Ralph sat uncomfortably under the man's stare now conscious of his filthy appearance. Ralph replied shyly.

“Hullo”

The naval officer nodded his head at Ralph, acknowledging him.

“Are there any adults-any grownups with you?” the officer asked, dumbing it down for him to understand.

 Ralph shook his head with a blank expression on his face. The fire licked coconut palms near the beach and engulfed them noisily while another strand of fire flipped to the head of the palm. The smoke painted the sky black.

“We saw your smoke. What have you been doing? Having a war or something?”

Ralph nodded again stiffly. The officer looked him over, he was in desperate need of a bath, clean clothes, a haircut, and a good amount of medicine. 

“Nobody killed, I hope? Any dead bodies?”

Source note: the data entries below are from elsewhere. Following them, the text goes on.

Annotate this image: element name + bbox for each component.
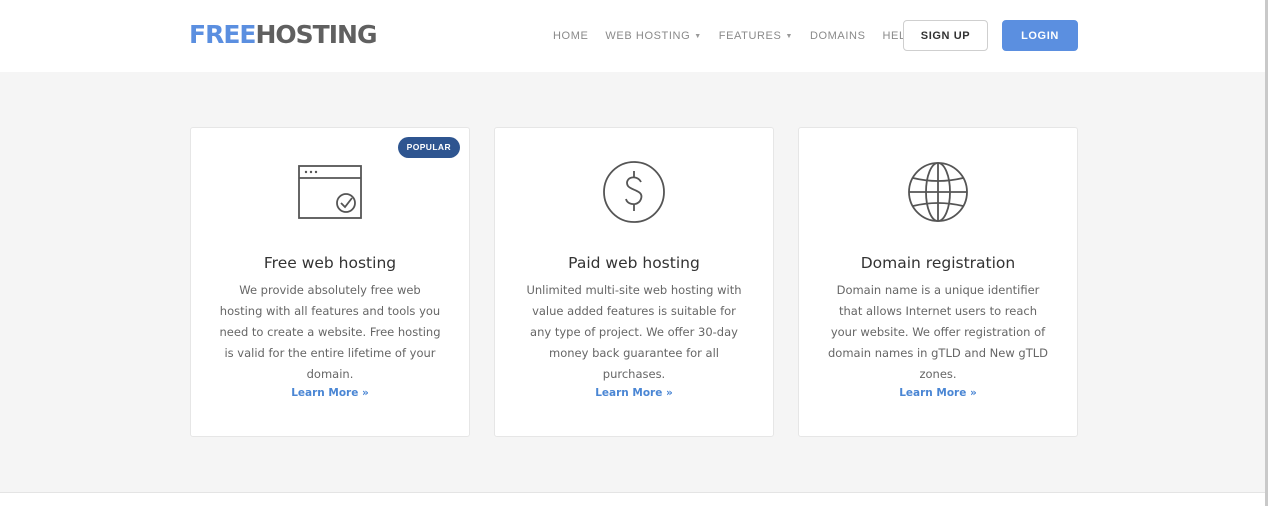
card-paid-web-hosting: Paid web hosting Unlimited multi-site we… [494, 127, 774, 437]
card-free-web-hosting: POPULAR Free web hosting We provide abso… [190, 127, 470, 437]
card-title: Paid web hosting [568, 254, 700, 272]
learn-more-link[interactable]: Learn More » [191, 387, 469, 399]
learn-more-link[interactable]: Learn More » [495, 387, 773, 399]
card-title: Domain registration [860, 254, 1016, 272]
card-description: We provide absolutely free web hosting w… [219, 283, 441, 381]
site-header: FREEHOSTING HOME WEB HOSTING ▼ FEATURES … [0, 0, 1268, 72]
brand-logo[interactable]: FREEHOSTING [189, 20, 377, 50]
nav-item-home[interactable]: HOME [553, 30, 588, 42]
popular-badge: POPULAR [397, 137, 460, 158]
nav-item-label: HOME [553, 30, 589, 42]
login-button[interactable]: LOGIN [1002, 20, 1078, 51]
card-description: Domain name is a unique identifier that … [828, 283, 1048, 381]
browser-window-check-icon [298, 165, 362, 219]
chevron-down-icon: ▼ [694, 32, 702, 40]
nav-item-web-hosting[interactable]: WEB HOSTING ▼ [605, 30, 701, 42]
card-description: Unlimited multi-site web hosting with va… [526, 283, 742, 381]
globe-icon [908, 162, 968, 222]
brand-logo-part1: FREE [189, 20, 256, 49]
brand-logo-part2: HOSTING [255, 20, 377, 49]
nav-item-label: DOMAINS [809, 30, 866, 42]
dollar-circle-icon [603, 161, 665, 223]
card-title: Free web hosting [263, 254, 397, 272]
main-nav: HOME WEB HOSTING ▼ FEATURES ▼ DOMAINS HE… [553, 0, 942, 72]
nav-item-domains[interactable]: DOMAINS [810, 30, 866, 42]
nav-item-features[interactable]: FEATURES ▼ [719, 30, 793, 42]
sign-up-button[interactable]: SIGN UP [903, 20, 988, 51]
nav-item-label: FEATURES [718, 30, 782, 42]
footer-divider [0, 492, 1268, 506]
learn-more-link[interactable]: Learn More » [799, 387, 1077, 399]
card-domain-registration: Domain registration Domain name is a uni… [798, 127, 1078, 437]
nav-item-label: WEB HOSTING [605, 30, 691, 42]
chevron-down-icon: ▼ [785, 32, 793, 40]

At this Ralph’s eyes began to water. So much had happened on the island from the hunting of the pig to them hunting him but most memorably to Ralph had to be the death of Simon and his best friend, Piggy, and who knows how many others. The officer turned his body to face the open water, giving him some privacy. Looking back at the island Ralph couldn’t tell how many survived that fire, then he realized what he had heard while hiding must have been the fire, the ship’s horn, and the screams of pain from the hunters. ‘ How many died?’ Overcome by emotion his watery eyes quickly transformed into wild sobbing. ‘I let them die. I said I was going to get them off the island!’ consumed by his thoughts Ralph hardly noticed the was a small tap on his shoulder. To his right stood two littluns and on his left stood one more littlun accompanied by a kneeling Sam, all sobbing alongside him. ’They escaped the fire, they’re alive. I didn’t completely fail us! Sam and these littluns still survived on this hellish island! I didn’t completely fail as chief. I managed to at least get some of them back to safety!’ Ralph couldn’t believe that they had made it out so relieved by the sight of them he nearly missed when the officer spoke again.

“We’ll take you off. Who’s the boss here?”

Wiping his tears Ralph took a step forward, closer to the officer.

“I am,” Ralph said through a hoarse voice that sounded like someone had cried for hours. 

“We saw your smoke. What are your names?”

“I’m Ralph. That’s Sam and those three are–are,” they had never asked what the littluns are called, only ever referring to them as littluns. 

“You don’t know their names?” he asked, staring at Ralph as he shook his head. “I should have thought. I should have thought that a group of British boys–you’re British, aren’t you?--would have been able to put up a better show than that–I mean”

“It was like that at first,” Ralph interrupted. “before things–”

He stopped.

“We were together then–”

The officer nodded as a silent way to encourage him to continue.

“I know. Jolly good show. Like the Coral Island.”

Behind his eyes Ralph saw the flashing images of the island when they had first arrived before Jack had–but looking back at the island again it was scorched. Pictures of Simon before he had–. Ralph once again cried. This time letting his body wrack with sorrow. His voice is dry and full of emotion. Around him the other boys begin to cry with him. Looking each boy over Ralph spots a familiar shape attached to one of the littluns waistbands. As the sobs consume his body it clicks, he knows what that is. It’s Piggy’s specs. The last surviving piece of his best friend on this wasteland island. He reaches out to grab them from the boy and holds them tight to his chest. ‘I did it Piggy, I’m going home.’